My boys each got to choose something that would remind them of Great Grandpa.  I love that each one of them chose something that suited them perfectly.


David made a beeline for this little rake when he saw it sitting in the garage.  Why Grandpa had a miniature rake, I have no idea but it has already been put to much use raking hay for the garden.


 John Paul went home with a box of tools and trinkets also found in the garage.  Lots of old nails, an old screwdriver, a hammer, and the like.  He has big plans for building and I'm sure Grandpa would get a kick out of whatever he creates.  (P.S.  Don't you love when I make sure to copyright photos that no one in their right mind would ever want to steal?  Delusions of grandeur, maybe?)


And Michael?  Picked these from the Christmas box.  Because they're golden.  
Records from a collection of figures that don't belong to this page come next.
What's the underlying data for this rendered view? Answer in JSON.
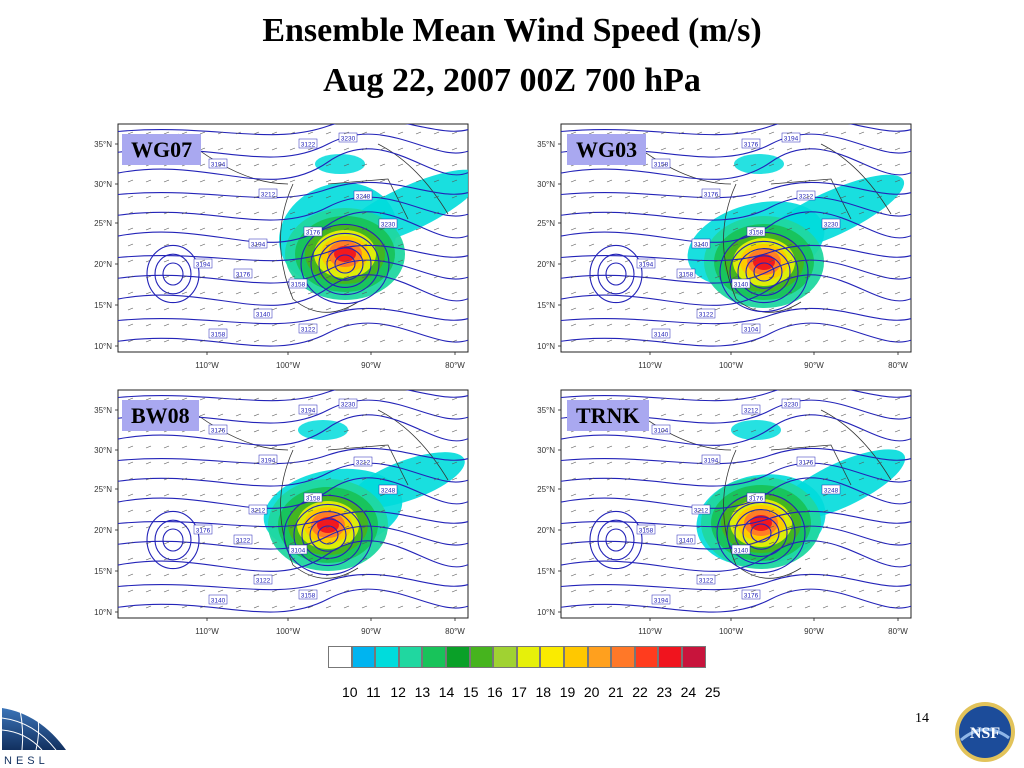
{
  "slide": {
    "title_line1": "Ensemble Mean Wind Speed (m/s)",
    "title_line2": "Aug 22, 2007 00Z 700 hPa",
    "page_number": "14",
    "logos": [
      "nesl-logo",
      "nsf-logo"
    ]
  },
  "map_common": {
    "lat_labels": [
      "35°N",
      "30°N",
      "25°N",
      "20°N",
      "15°N",
      "10°N"
    ],
    "lon_labels": [
      "110°W",
      "100°W",
      "90°W",
      "80°W"
    ]
  },
  "panels": [
    {
      "label": "WG07",
      "contour_labels": [
        "3122",
        "3230",
        "3194",
        "3212",
        "3248",
        "3230",
        "3194",
        "3176",
        "3194",
        "3176",
        "3158",
        "3140",
        "3158",
        "3122"
      ]
    },
    {
      "label": "WG03",
      "contour_labels": [
        "3176",
        "3194",
        "3158",
        "3176",
        "3212",
        "3230",
        "3140",
        "3158",
        "3194",
        "3158",
        "3140",
        "3122",
        "3140",
        "3104"
      ]
    },
    {
      "label": "BW08",
      "contour_labels": [
        "3194",
        "3230",
        "3176",
        "3194",
        "3212",
        "3248",
        "3212",
        "3158",
        "3176",
        "3122",
        "3104",
        "3122",
        "3140",
        "3158"
      ]
    },
    {
      "label": "TRNK",
      "contour_labels": [
        "3212",
        "3230",
        "3104",
        "3194",
        "3176",
        "3248",
        "3212",
        "3176",
        "3158",
        "3140",
        "3140",
        "3122",
        "3194",
        "3176"
      ]
    }
  ],
  "colorbar": {
    "labels": [
      "10",
      "11",
      "12",
      "13",
      "14",
      "15",
      "16",
      "17",
      "18",
      "19",
      "20",
      "21",
      "22",
      "23",
      "24",
      "25"
    ],
    "colors": [
      "#ffffff",
      "#00b4f0",
      "#00dcdc",
      "#20d7a0",
      "#18c35a",
      "#0aa028",
      "#46b41e",
      "#a0d232",
      "#e6f00a",
      "#faeb00",
      "#ffc800",
      "#ffa01e",
      "#ff7828",
      "#ff3c1e",
      "#f0141e",
      "#c8143c"
    ]
  }
}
And I picked this plane out for Luke.  You know when you're a proud pilot, you get lots of plane-themed gifts.  I think this was supposed to be a Christmas ornament but Luke's been having a ball sucking on playing with it.
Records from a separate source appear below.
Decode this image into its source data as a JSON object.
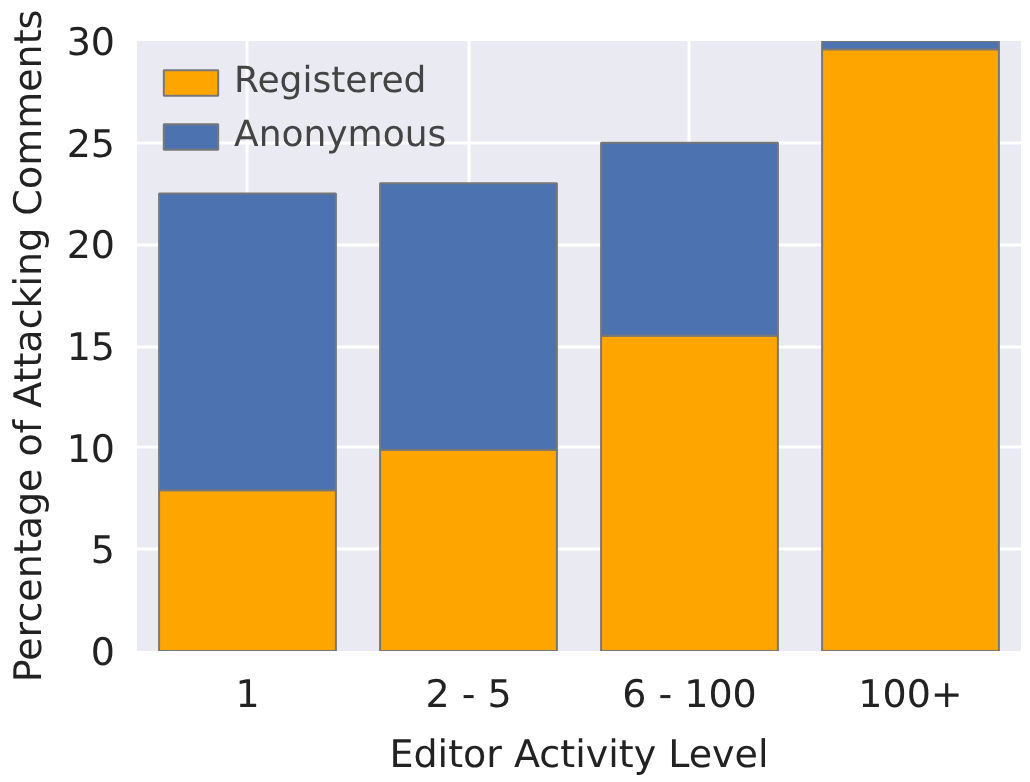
{
  "chart_data": {
    "type": "bar",
    "stacked": true,
    "xlabel": "Editor Activity Level",
    "ylabel": "Percentage of Attacking Comments",
    "categories": [
      "1",
      "2 - 5",
      "6 - 100",
      "100+"
    ],
    "series": [
      {
        "name": "Registered",
        "color": "#ffa500",
        "values": [
          7.9,
          9.9,
          15.5,
          29.6
        ]
      },
      {
        "name": "Anonymous",
        "color": "#4c72b0",
        "values": [
          14.6,
          13.1,
          9.5,
          0.4
        ]
      }
    ],
    "ylim": [
      0,
      30
    ],
    "yticks": [
      0,
      5,
      10,
      15,
      20,
      25,
      30
    ],
    "grid": true,
    "legend": "top left"
  }
}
No one else seemed to want most of the table linens, some candlesticks, a pair of chairs, and a bunch of other random things I took home (you never know when you will need a vintage meat grinder/salad shooter.  Seriously, I will probably use this thing.  It's awesome.  And a bit scary.)  I've never been shy about getting most of our things secondhand and I think it is so much cooler when it is from someone you love.    I did also get this:


awesome shell plane.  And these:


stunning shell flowers.  Shut up.  They are beautiful.  And you know why they are beautiful?  Because I made them in eighth grade for my Grandpa and Grandma when I took my first ever vacation to the ocean with a friend.  And I was so proud to give them.  How cool that they saved these hideous things simply because they were given to them by their granddaughter (or likely because they were stuffed into a drawer and forgotten about until such times as these.  But still.)  It was neat to find them in the house.  Heirlooms.  I'm sure my boys will be fighting over them some day.